30-Minute Posole - cooking recipe

Ingredients
    1 small yellow onion
    2 tablespoons vegetable oil or 2 tablespoons canola oil
    2 tablespoons flour
    2 tablespoons mild chili powder
    3 ounces tomato paste
    1/2 teaspoon cumin
    1/2 teaspoon garlic powder
    1/4 teaspoon cayenne pepper (optional)
    3/4 teaspoon salt
    2 cups water
    3 cups chicken broth
    4 ounces chopped green chilies (1 can)
    15 ounces hominy (1 can)
    1 1/2 cups chicken, precooked and shredded (can also use beef or pork)
    1 lime
    1/2 bunch cilantro
Preparation
    Finely dice the onion, then add it to a large soup pot along with the canola oil. Saute the onion in the oil over medium heat for 3-5 minutes, or until it is tender and transparent. Add the flour and chili powder and continue to saute for two minutes more. The mixture will be fairly dry, so stir continuously to prevent burning.
    Add 2 cups water, tomato paste, cumin, garlic powder, cayenne pepper, and salt to the pot. Whisk the ingredients together until the tomato paste is dissolved.
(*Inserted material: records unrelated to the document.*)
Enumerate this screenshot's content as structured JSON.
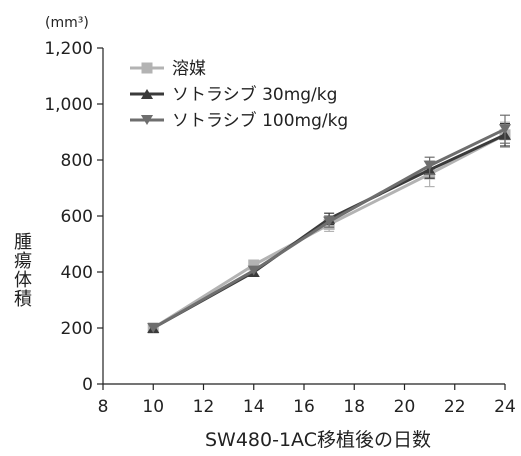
{
  "chart_data": {
    "type": "line",
    "title": "",
    "unit_label": "(mm³)",
    "ylabel": "腫瘍体積",
    "xlabel": "SW480-1AC移植後の日数",
    "xlim": [
      8,
      24
    ],
    "ylim": [
      0,
      1200
    ],
    "x_ticks": [
      8,
      10,
      12,
      14,
      16,
      18,
      20,
      22,
      24
    ],
    "y_ticks": [
      0,
      200,
      400,
      600,
      800,
      1000,
      1200
    ],
    "y_tick_labels": [
      "0",
      "200",
      "400",
      "600",
      "800",
      "1,000",
      "1,200"
    ],
    "x_tick_labels": [
      "8",
      "10",
      "12",
      "14",
      "16",
      "18",
      "20",
      "22",
      "24"
    ],
    "grid": false,
    "legend_position": "top-left",
    "series": [
      {
        "name": "溶媒",
        "marker": "square",
        "color": "#b3b3b3",
        "x": [
          10,
          14,
          17,
          21,
          24
        ],
        "y": [
          200,
          425,
          570,
          750,
          890
        ],
        "error": [
          0,
          0,
          25,
          45,
          45
        ]
      },
      {
        "name": "ソトラシブ 30mg/kg",
        "marker": "triangle-up",
        "color": "#3a3a3a",
        "x": [
          10,
          14,
          17,
          21,
          24
        ],
        "y": [
          200,
          400,
          590,
          765,
          890
        ],
        "error": [
          0,
          0,
          20,
          30,
          40
        ]
      },
      {
        "name": "ソトラシブ 100mg/kg",
        "marker": "triangle-down",
        "color": "#6e6e6e",
        "x": [
          10,
          14,
          17,
          21,
          24
        ],
        "y": [
          200,
          405,
          580,
          780,
          910
        ],
        "error": [
          0,
          0,
          20,
          30,
          50
        ]
      }
    ]
  }
}
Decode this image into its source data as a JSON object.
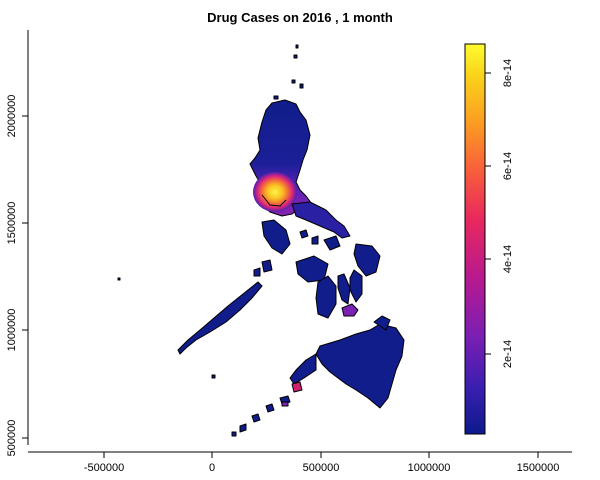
{
  "title": "Drug Cases on  2016 ,  1 month",
  "x_axis": {
    "ticks": [
      "-500000",
      "0",
      "500000",
      "1000000",
      "1500000"
    ]
  },
  "y_axis": {
    "ticks": [
      "500000",
      "1000000",
      "1500000",
      "2000000"
    ]
  },
  "legend": {
    "ticks": [
      "2e-14",
      "4e-14",
      "6e-14",
      "8e-14"
    ],
    "colors": [
      "#0d1a8c",
      "#3a1fb0",
      "#7a1fb3",
      "#b8198f",
      "#e8285e",
      "#f8603a",
      "#fb9e22",
      "#f9d41a",
      "#fffb30"
    ]
  },
  "map_colors": {
    "low": "#101d8a",
    "mid_low": "#2b22a8",
    "mid": "#7b22b5",
    "mid_high": "#e6257a",
    "high": "#f89a2a",
    "peak": "#ffee33"
  }
}
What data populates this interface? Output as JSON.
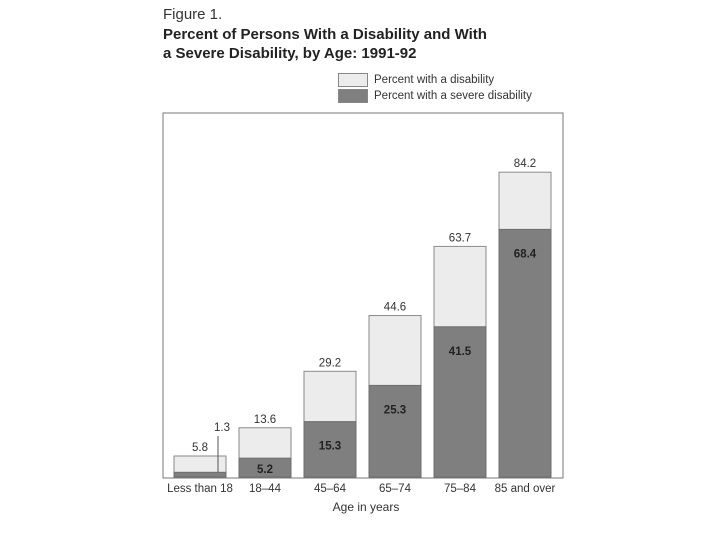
{
  "figure_label": "Figure 1.",
  "title_lines": [
    "Percent of Persons With a Disability and With",
    "a Severe Disability, by Age:  1991-92"
  ],
  "colors": {
    "disability": "#ececec",
    "severe": "#7f7f7f",
    "frame": "#777777",
    "text": "#333333"
  },
  "chart_data": {
    "type": "bar",
    "title": "Percent of Persons With a Disability and With a Severe Disability, by Age: 1991-92",
    "xlabel": "Age in years",
    "ylabel": "",
    "ylim": [
      0,
      100
    ],
    "categories": [
      "Less than 18",
      "18–44",
      "45–64",
      "65–74",
      "75–84",
      "85 and over"
    ],
    "series": [
      {
        "name": "Percent with a disability",
        "values": [
          5.8,
          13.6,
          29.2,
          44.6,
          63.7,
          84.2
        ],
        "labels": [
          "5.8",
          "13.6",
          "29.2",
          "44.6",
          "63.7",
          "84.2"
        ]
      },
      {
        "name": "Percent with a severe disability",
        "values": [
          1.3,
          5.2,
          15.3,
          25.3,
          41.5,
          68.4
        ],
        "labels": [
          "1.3",
          "5.2",
          "15.3",
          "25.3",
          "41.5",
          "68.4"
        ]
      }
    ]
  }
}
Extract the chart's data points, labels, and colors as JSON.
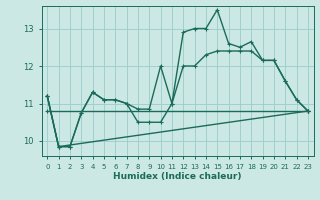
{
  "title": "",
  "xlabel": "Humidex (Indice chaleur)",
  "ylabel": "",
  "bg_color": "#cce8e4",
  "grid_color": "#99cccc",
  "line_color": "#1a6b5a",
  "xlim": [
    -0.5,
    23.5
  ],
  "ylim": [
    9.6,
    13.6
  ],
  "yticks": [
    10,
    11,
    12,
    13
  ],
  "xticks": [
    0,
    1,
    2,
    3,
    4,
    5,
    6,
    7,
    8,
    9,
    10,
    11,
    12,
    13,
    14,
    15,
    16,
    17,
    18,
    19,
    20,
    21,
    22,
    23
  ],
  "series": [
    {
      "x": [
        0,
        1,
        2,
        3,
        4,
        5,
        6,
        7,
        8,
        9,
        10,
        11,
        12,
        13,
        14,
        15,
        16,
        17,
        18,
        19,
        20,
        21,
        22,
        23
      ],
      "y": [
        11.2,
        9.85,
        9.85,
        10.75,
        11.3,
        11.1,
        11.1,
        11.0,
        10.85,
        10.85,
        12.0,
        11.0,
        12.9,
        13.0,
        13.0,
        13.5,
        12.6,
        12.5,
        12.65,
        12.15,
        12.15,
        11.6,
        11.1,
        10.8
      ]
    },
    {
      "x": [
        0,
        1,
        2,
        3,
        4,
        5,
        6,
        7,
        8,
        9,
        10,
        11,
        12,
        13,
        14,
        15,
        16,
        17,
        18,
        19,
        20,
        21,
        22,
        23
      ],
      "y": [
        11.2,
        9.85,
        9.85,
        10.75,
        11.3,
        11.1,
        11.1,
        11.0,
        10.5,
        10.5,
        10.5,
        11.0,
        12.0,
        12.0,
        12.3,
        12.4,
        12.4,
        12.4,
        12.4,
        12.15,
        12.15,
        11.6,
        11.1,
        10.8
      ]
    },
    {
      "x": [
        0,
        1,
        23
      ],
      "y": [
        11.2,
        9.85,
        10.8
      ]
    },
    {
      "x": [
        0,
        23
      ],
      "y": [
        10.8,
        10.8
      ]
    }
  ],
  "marker": "+",
  "markersize": 3.5,
  "linewidth": 1.0
}
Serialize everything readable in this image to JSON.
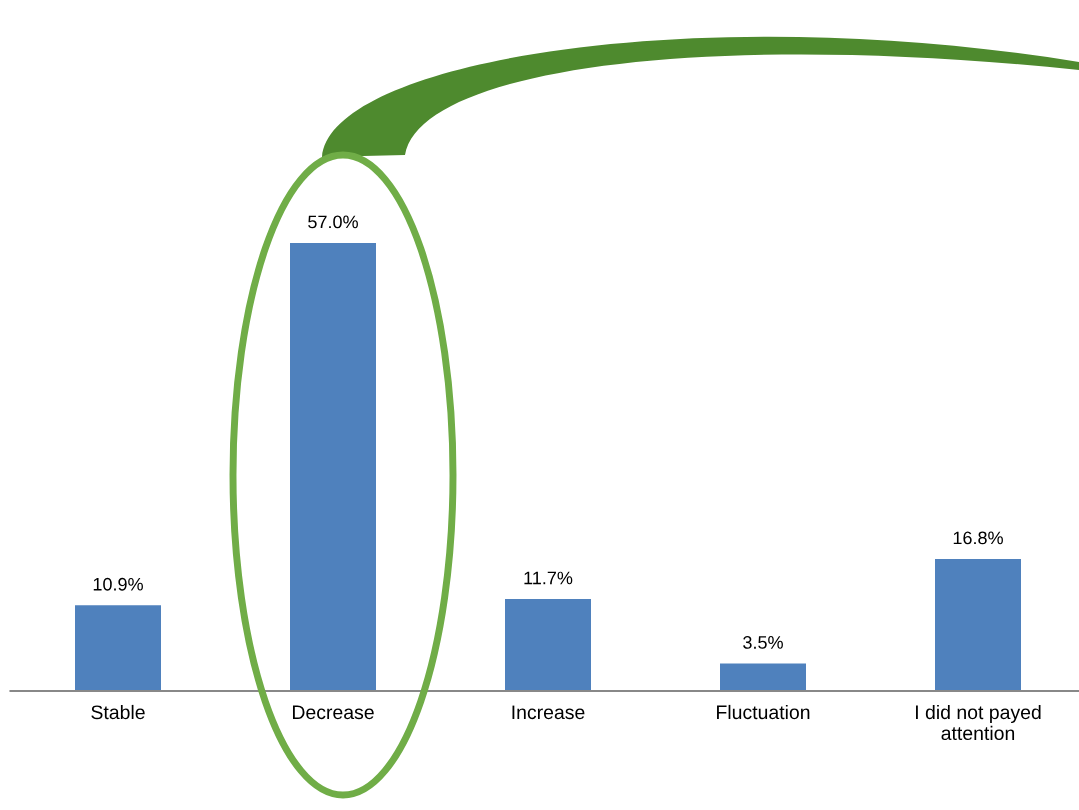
{
  "chart_data": {
    "type": "bar",
    "categories": [
      "Stable",
      "Decrease",
      "Increase",
      "Fluctuation",
      "I did not payed\nattention"
    ],
    "values": [
      10.9,
      57.0,
      11.7,
      3.5,
      16.8
    ],
    "value_labels": [
      "10.9%",
      "57.0%",
      "11.7%",
      "3.5%",
      "16.8%"
    ],
    "color": "#4f81bd",
    "tick_labels": "x",
    "grid": false,
    "legend": false
  }
}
Allow the mixture to come to a simmer, at which point it will thicken.
    Finally, add the chicken broth, shredded meat, diced chiles, and hominy (drained). Stir to combine and then heat through (about 10 minutes).
    Cut the lime into wedges and roughly chop the cilantro. Top each bowl with chopped cilantro and a wedge of lime to squeeze over top.